Interlocutor antigo e assíduo da UFMG, Patrus Ananias, deputado federal pelo PT, deu destinos diversos a suas emendas em 2020. Projetos nos campos da arquitetura, do direito, das ciências agrárias, humanas e biológicas refletem prioridades de seu mandato, como o fortalecimento da democracia representativa e a ampliação do acesso a direitos e a políticas públicas. Ele enfatiza o compromisso com a educação pública. “A educação é ao mesmo tempo direito individual e fator fundamental para o desenvolvimento de Belo Horizonte, Minas Gerais e do Brasil”, diz.

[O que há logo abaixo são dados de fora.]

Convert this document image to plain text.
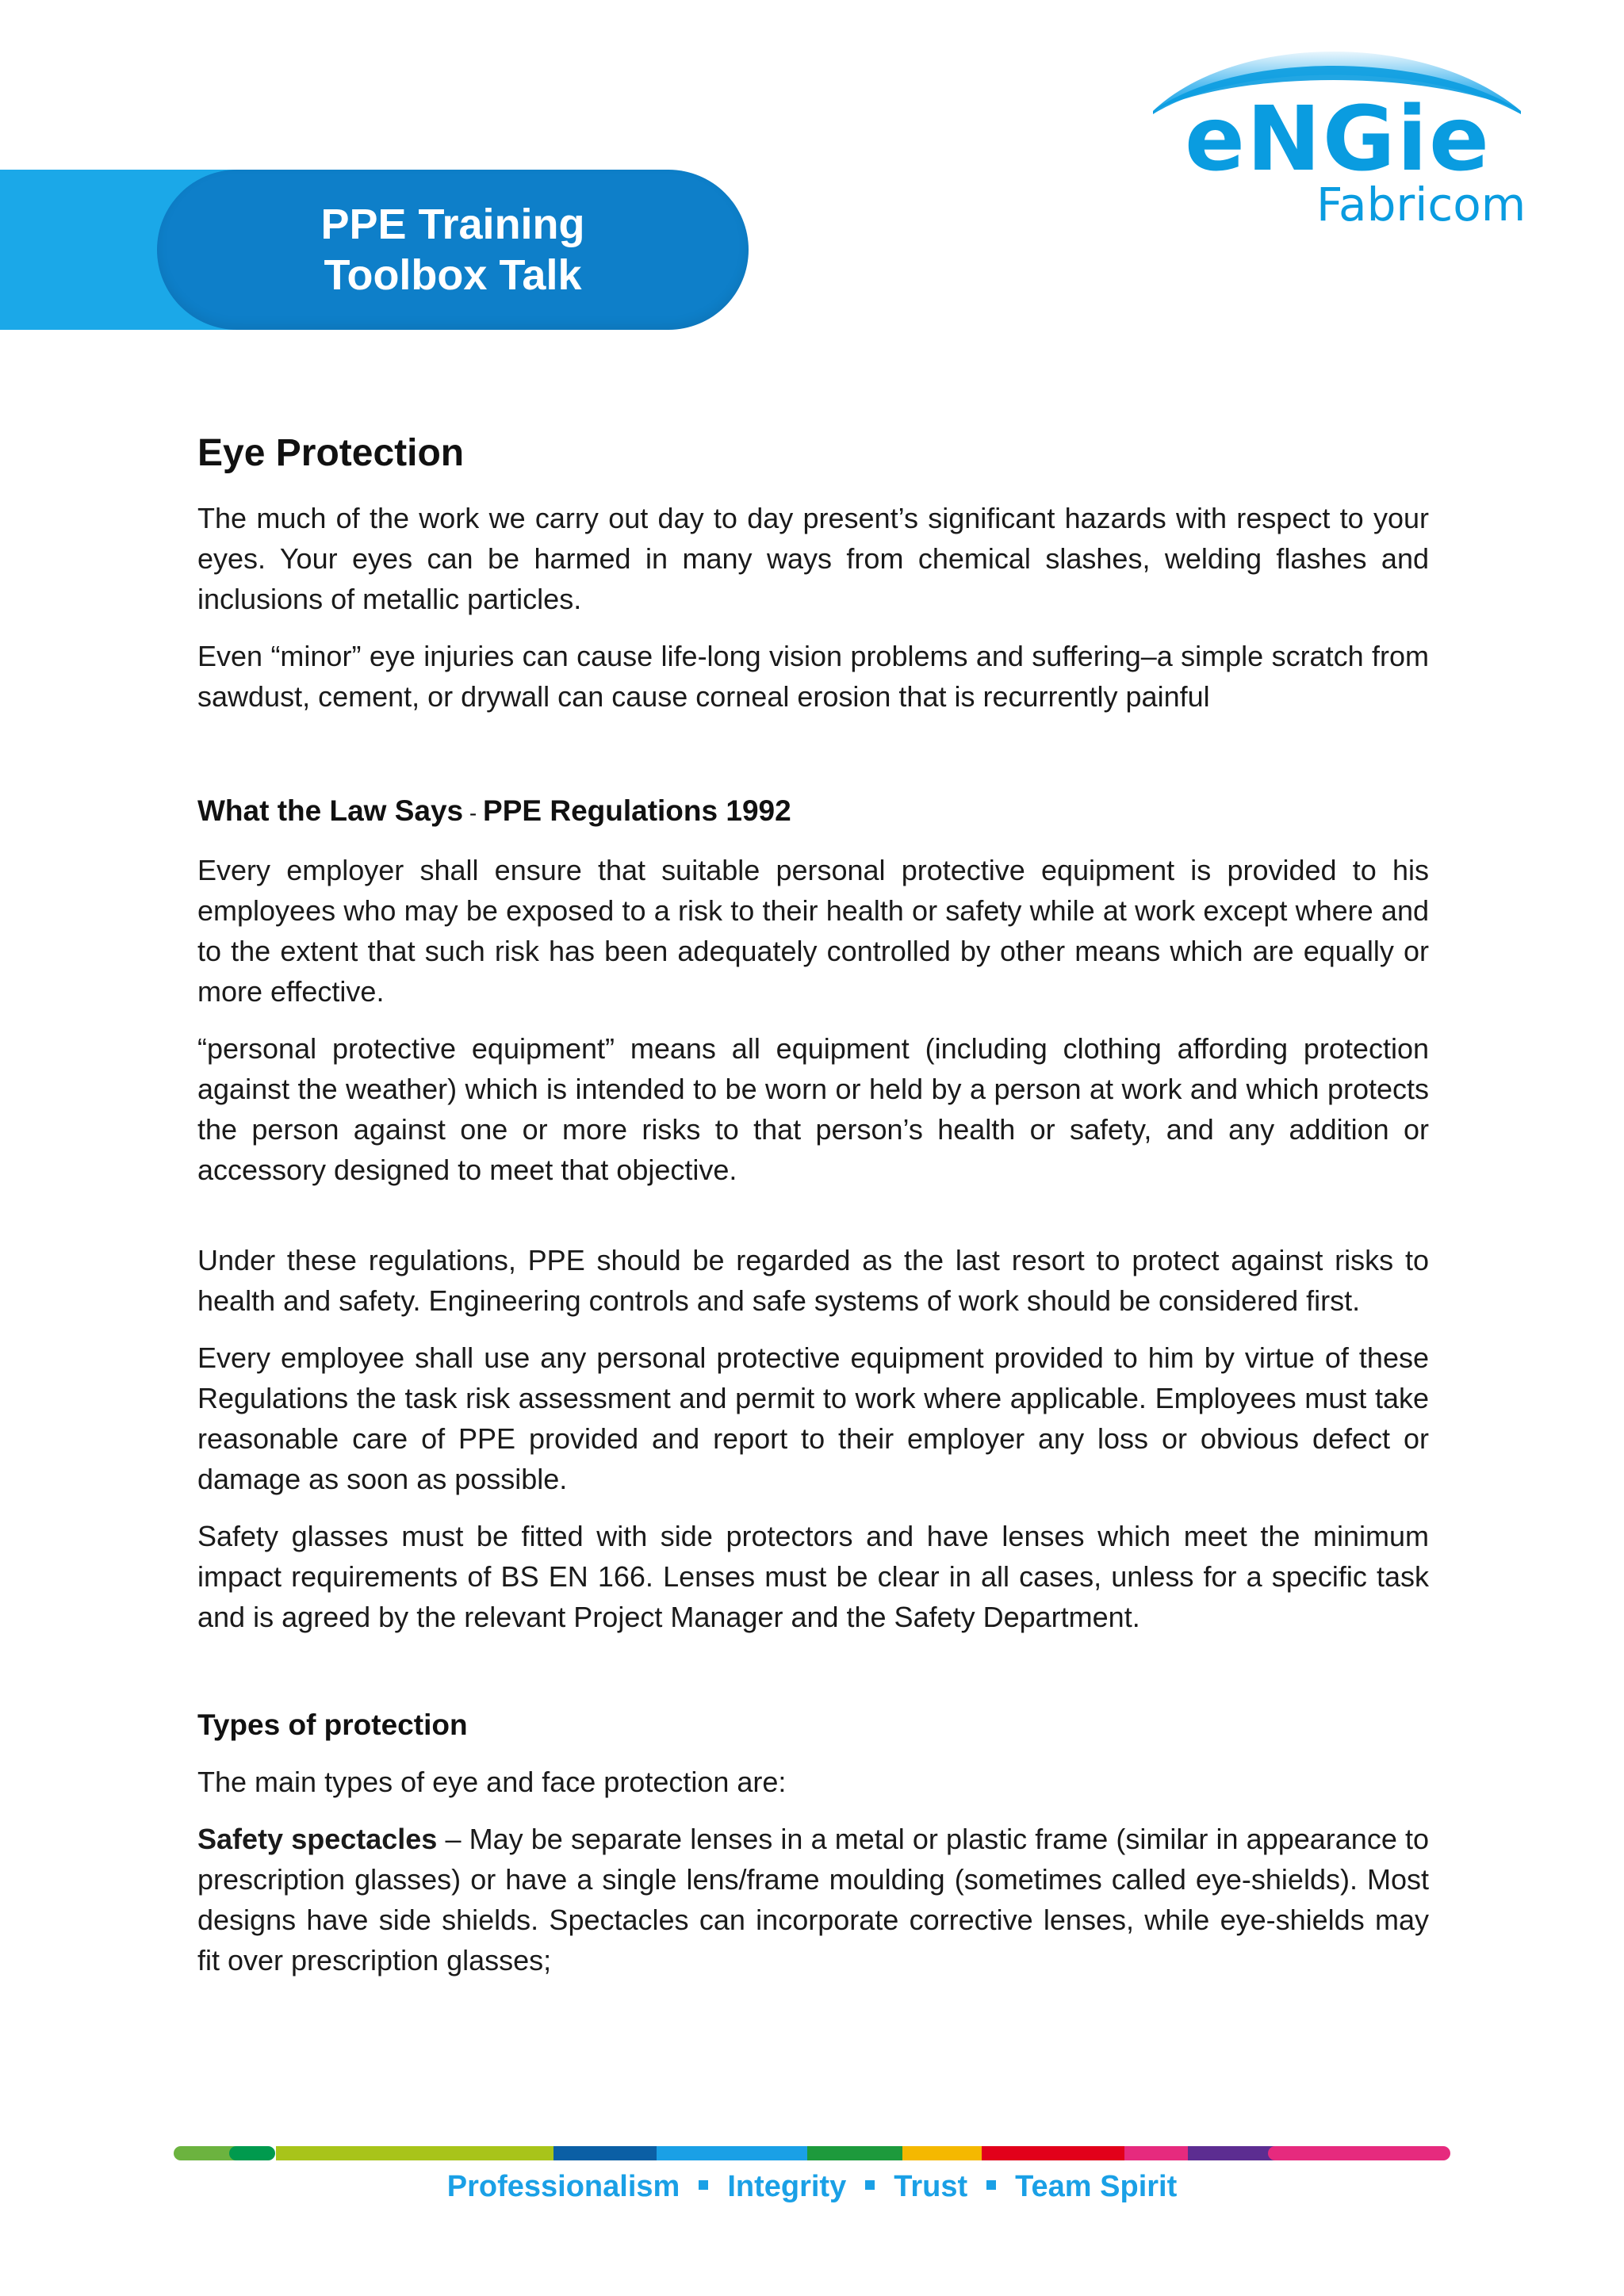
PPE Training
Toolbox Talk
eNGie
Fabricom
Eye Protection

The much of the work we carry out day to day present’s significant hazards with respect to your eyes. Your eyes can be harmed in many ways from chemical slashes, welding flashes and inclusions of metallic particles.

Even “minor” eye injuries can cause life-long vision problems and suffering–a simple scratch from sawdust, cement, or drywall can cause corneal erosion that is recurrently painful

What the Law Says - PPE Regulations 1992

Every employer shall ensure that suitable personal protective equipment is provided to his employees who may be exposed to a risk to their health or safety while at work except where and to the extent that such risk has been adequately controlled by other means which are equally or more effective.

“personal protective equipment” means all equipment (including clothing affording protection against the weather) which is intended to be worn or held by a person at work and which protects the person against one or more risks to that person’s health or safety, and any addition or accessory designed to meet that objective.

Under these regulations, PPE should be regarded as the last resort to protect against risks to health and safety. Engineering controls and safe systems of work should be considered first.

Every employee shall use any personal protective equipment provided to him by virtue of these Regulations the task risk assessment and permit to work where applicable. Employees must take reasonable care of PPE provided and report to their employer any loss or obvious defect or damage as soon as possible.

Safety glasses must be fitted with side protectors and have lenses which meet the minimum impact requirements of BS EN 166. Lenses must be clear in all cases, unless for a specific task and is agreed by the relevant Project Manager and the Safety Department.

Types of protection

The main types of eye and face protection are:

Safety spectacles – May be separate lenses in a metal or plastic frame (similar in appearance to prescription glasses) or have a single lens/frame moulding (sometimes called eye-shields). Most designs have side shields. Spectacles can incorporate corrective lenses, while eye-shields may fit over prescription glasses;

Professionalism Integrity Trust Team Spirit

Patrus Ananias salienta também que a educação integra a cadeia ampla do desenvolvimento social, uma vez que ela depende do sucesso de outras políticas. “Sem saúde, ninguém aprende. Sem alimentação adequada, não se tem saúde. E os pressupostos da saúde incluem saneamento básico, moradia decente e trabalho digno”, explica o deputado.

Ao comentar sua relação com a UFMG, Patrus a define como “política, na medida em que há o compromisso com a escola pública”, e “muito afetuosa”, em razão de sua história pessoal. Ele fez na Universidade a graduação em Direito e manteve sempre diálogo profícuo com dirigentes, professores, técnicos e estudantes. “Também são fortes meus laços com a pesquisa. Estive inúmeras vezes na UFMG para pronunciar conferências e participar de seminários”, ele conta. “Estarei sempre empenhado em contribuir para o pleno cumprimento dos objetivos da Universidade, que está a serviço de um projeto em prol da sociedade apoiado no conhecimento científico e no desenvolvimento tecnológico.”  

Mais apoios
Na Câmara dos Deputados, Doutor Frederico (Patriota) destinou recursos, em 2020, para a unidade da Farmácia Universitária do Hospital das Clínicas da UFMG. A emenda assinada por Reginaldo Lopes, do PT, vai viabilizar a aquisição e a instalação de subestação elétrica no prédio do Centro de Atividades Administrativas e Didáticas (CAAD) do Instituto de Ciências Agrárias da UFMG, localizado em Montes Claros. E o deputado Luís Tibé (Avante) destinou emenda para o treinamento de atletas de judô e taekwondo do Centro de Treinamento Esportivo (CTE).

Veja o quadro com a relação dos projetos da UFMG apoiados por meio de emendas parlamentares:

Emendas parlamentares – final.pdf

Emendas de bancada
Em 2020, a UFMG também recebeu recursos (R$ 1.226.086,00) das chamadas emendas de bancada. Trata-se de iniciativa coletiva em que parlamentares abrem mão de uma proposta individual ou associada à legenda partidária para apoiar um mesmo projeto. São emendas das comissões permanentes do Senado e da Câmara e emendas regionais. Esses recursos são sempre aportados à rubrica “capital”. Os deputados que autorizaram a destinação desses recursos são Áurea Carolina (PSOL), Luís Tibé (Avante), Reginaldo Lopes (PT), Rogério Corrêa (PT), Fred Costa (Patriota), Lucas Gonzlez (Novo), Paulo Guedes (PT) e Julio Delgado (PSB).